Les déficits mettent les CPAS sous pression

La dotation des communes à leurs centres publics d’aide sociale a augmenté de 4 à 6% par an sous la dernière législature. Mais les dépenses liées notamment aux maisons de repos et aux pensions des agents statutaires augmentent sans cesse. C’est ce que révèle une étude de la banque Belfius, consultée par les quotidiens De Tijd et L’Echo.

L’an dernier, la dotation des communes à leur centre public d’aide sociale a augmenté en moyenne de 4,5% - ce qui représente environ 165 euros par habitant. L’étude de la banque Belfius indique cependant que les villes de plus de 100.000 habitants consacrent 521 euros par personne au financement de leur CPAS et de leur zone de police, contre à peine 170 euros dans les entités de moins de 10.000 habitants.

Bien que les CPAS affichent tous un budget en équilibre, celui-ci est factice, indique l’étude, puisque la dotation communale doit légalement combler le déficit. Sans cette dotation, qui a augmenté de 4,2% par an sous la dernière législature, les CPAS accuseraient un déficit de 130 euros par habitant en Wallonie, 240 euros par citoyen à Bruxelles et 165 euros par habitant en Flandre.

Ces chiffres augmentent d'année en année. Et la tendance ne devrait pas s'inverser rapidement, notamment en raison de la croissance du nombre de bénéficiaires du revenu d'intégration sociale. Les CPAS versent en effet ce revenu aux personnes qui y ont droit, mais l'Etat ne leur rembourse les sommes qu'à concurrence de 69% en moyenne, à charge des CPAS et communes de combler la différence.

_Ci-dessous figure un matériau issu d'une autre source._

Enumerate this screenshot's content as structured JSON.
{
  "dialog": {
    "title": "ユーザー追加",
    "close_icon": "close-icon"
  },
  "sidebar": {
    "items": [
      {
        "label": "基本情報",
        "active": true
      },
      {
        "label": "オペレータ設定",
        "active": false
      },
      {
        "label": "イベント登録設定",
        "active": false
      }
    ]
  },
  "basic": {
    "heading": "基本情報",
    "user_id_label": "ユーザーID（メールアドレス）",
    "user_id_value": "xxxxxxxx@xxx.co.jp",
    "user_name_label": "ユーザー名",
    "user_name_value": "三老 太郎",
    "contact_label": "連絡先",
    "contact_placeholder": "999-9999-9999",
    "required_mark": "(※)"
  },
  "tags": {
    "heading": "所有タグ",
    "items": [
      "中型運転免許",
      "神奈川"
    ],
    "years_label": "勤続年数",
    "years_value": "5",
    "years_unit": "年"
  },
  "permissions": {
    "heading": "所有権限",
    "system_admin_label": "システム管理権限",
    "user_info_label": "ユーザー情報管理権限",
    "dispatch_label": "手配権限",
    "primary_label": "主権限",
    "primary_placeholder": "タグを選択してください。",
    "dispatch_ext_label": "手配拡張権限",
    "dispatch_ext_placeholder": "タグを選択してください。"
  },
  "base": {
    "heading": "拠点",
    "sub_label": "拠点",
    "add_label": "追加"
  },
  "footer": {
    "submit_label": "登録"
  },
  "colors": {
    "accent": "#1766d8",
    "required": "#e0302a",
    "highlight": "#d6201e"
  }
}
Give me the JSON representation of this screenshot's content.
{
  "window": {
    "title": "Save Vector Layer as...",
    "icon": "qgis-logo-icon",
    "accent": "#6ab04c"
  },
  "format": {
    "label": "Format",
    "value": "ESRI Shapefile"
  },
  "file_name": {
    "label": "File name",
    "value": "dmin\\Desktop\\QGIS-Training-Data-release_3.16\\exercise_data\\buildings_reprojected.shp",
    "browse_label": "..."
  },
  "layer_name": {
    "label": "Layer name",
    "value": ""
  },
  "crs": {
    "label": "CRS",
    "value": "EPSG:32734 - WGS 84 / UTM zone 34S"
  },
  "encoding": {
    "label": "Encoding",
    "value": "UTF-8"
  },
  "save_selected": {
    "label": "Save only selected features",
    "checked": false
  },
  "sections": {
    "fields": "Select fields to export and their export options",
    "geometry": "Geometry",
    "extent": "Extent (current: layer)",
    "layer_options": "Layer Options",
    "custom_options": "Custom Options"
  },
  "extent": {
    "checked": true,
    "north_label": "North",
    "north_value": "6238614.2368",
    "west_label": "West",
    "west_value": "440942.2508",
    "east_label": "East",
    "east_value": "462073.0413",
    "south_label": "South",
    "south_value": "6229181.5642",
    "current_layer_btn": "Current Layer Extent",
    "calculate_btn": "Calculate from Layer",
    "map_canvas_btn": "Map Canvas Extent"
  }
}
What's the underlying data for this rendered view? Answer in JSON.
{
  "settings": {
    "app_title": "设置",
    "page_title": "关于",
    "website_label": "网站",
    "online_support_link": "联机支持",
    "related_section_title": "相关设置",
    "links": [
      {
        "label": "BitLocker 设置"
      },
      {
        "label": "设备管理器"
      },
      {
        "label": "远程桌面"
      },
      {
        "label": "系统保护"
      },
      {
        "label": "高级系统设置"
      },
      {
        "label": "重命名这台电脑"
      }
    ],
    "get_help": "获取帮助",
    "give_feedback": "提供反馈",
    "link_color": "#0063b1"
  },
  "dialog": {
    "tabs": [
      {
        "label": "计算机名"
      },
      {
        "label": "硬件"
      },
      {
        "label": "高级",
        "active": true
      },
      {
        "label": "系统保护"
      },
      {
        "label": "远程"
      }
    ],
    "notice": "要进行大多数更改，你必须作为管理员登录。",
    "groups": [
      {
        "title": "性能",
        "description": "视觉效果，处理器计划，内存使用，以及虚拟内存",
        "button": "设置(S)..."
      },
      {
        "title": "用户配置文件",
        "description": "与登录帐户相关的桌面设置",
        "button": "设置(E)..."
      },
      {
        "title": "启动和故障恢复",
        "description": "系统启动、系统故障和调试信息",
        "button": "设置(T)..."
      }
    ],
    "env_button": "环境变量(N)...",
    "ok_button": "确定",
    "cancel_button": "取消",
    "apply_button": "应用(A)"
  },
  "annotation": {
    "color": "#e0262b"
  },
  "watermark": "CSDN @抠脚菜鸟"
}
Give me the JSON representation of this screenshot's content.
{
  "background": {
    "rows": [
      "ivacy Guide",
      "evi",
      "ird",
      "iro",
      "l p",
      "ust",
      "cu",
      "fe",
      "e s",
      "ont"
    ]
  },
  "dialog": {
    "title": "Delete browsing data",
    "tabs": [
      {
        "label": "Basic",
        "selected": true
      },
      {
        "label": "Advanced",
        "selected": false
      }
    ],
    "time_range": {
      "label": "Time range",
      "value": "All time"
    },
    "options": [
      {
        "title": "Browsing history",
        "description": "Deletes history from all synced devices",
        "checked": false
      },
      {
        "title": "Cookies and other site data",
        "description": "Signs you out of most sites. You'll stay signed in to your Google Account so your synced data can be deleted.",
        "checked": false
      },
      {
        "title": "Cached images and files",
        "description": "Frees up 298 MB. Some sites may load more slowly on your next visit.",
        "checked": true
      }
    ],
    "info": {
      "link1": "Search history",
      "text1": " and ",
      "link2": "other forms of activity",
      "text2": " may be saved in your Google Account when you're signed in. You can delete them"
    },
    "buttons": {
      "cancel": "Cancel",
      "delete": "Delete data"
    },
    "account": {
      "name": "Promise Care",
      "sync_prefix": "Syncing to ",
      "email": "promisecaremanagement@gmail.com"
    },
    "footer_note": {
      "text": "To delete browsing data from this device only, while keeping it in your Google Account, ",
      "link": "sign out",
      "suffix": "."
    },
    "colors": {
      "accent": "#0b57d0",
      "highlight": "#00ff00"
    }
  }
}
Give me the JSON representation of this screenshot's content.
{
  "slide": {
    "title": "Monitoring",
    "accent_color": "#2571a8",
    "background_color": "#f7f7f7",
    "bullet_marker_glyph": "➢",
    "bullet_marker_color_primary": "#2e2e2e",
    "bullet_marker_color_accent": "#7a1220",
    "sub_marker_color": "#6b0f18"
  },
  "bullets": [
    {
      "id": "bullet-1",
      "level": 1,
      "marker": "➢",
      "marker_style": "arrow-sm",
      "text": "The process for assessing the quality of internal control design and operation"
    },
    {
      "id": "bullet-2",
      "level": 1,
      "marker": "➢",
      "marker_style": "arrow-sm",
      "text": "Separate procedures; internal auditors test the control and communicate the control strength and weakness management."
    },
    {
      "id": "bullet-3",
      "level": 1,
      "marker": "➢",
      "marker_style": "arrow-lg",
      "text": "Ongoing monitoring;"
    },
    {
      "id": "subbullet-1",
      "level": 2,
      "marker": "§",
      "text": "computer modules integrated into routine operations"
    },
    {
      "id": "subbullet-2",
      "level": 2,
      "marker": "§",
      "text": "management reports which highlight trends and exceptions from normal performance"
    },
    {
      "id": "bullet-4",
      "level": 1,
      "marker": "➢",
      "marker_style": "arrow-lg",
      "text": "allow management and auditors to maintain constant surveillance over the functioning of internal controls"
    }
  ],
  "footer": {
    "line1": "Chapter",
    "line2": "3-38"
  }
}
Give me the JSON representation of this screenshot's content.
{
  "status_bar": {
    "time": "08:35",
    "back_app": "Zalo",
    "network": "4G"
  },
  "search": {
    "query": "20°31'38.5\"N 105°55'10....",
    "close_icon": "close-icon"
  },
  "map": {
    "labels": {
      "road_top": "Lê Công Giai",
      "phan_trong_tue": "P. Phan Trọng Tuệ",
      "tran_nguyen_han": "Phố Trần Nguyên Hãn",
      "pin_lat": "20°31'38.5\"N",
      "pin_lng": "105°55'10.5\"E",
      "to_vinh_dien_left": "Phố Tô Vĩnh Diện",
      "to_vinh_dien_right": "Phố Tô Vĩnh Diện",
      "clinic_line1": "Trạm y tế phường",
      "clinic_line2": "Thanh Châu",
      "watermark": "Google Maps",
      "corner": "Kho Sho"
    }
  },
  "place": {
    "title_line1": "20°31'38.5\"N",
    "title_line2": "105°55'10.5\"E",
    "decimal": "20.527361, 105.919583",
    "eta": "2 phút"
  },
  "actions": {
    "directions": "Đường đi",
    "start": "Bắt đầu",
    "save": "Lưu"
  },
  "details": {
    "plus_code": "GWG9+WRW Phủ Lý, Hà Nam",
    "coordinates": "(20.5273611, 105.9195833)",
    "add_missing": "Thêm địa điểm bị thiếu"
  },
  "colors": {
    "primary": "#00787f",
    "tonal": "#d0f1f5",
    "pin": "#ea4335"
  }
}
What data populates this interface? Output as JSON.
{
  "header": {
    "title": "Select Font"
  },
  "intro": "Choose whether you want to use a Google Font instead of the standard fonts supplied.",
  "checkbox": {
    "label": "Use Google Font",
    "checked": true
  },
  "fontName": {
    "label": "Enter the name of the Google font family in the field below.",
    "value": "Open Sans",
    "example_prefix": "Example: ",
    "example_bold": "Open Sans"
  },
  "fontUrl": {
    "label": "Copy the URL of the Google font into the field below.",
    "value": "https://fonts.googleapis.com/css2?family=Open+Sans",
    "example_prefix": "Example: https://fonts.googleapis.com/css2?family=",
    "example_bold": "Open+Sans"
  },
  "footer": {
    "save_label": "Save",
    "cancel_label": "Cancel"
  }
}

Le vieillissement de la population coûte cher

Les charges de pension pèsent également lourdement sur les perspectives financières des CPAS et zones de police. Elles se sont traduites en 2013 par une augmentation des coûts de personnel de 4 à 4,3%.

D’autre part, les centres publics d’aide sociale constatent que leurs tâches s’alourdissent avec le vieillissement de la population. Les CPAS qui gèrent une maison de repos voient ainsi maintenant leurs coûts monter à 678 euros par habitant - contre 267 euros par citoyen pour les CPAS qui n’exploitent pas de maison de repos.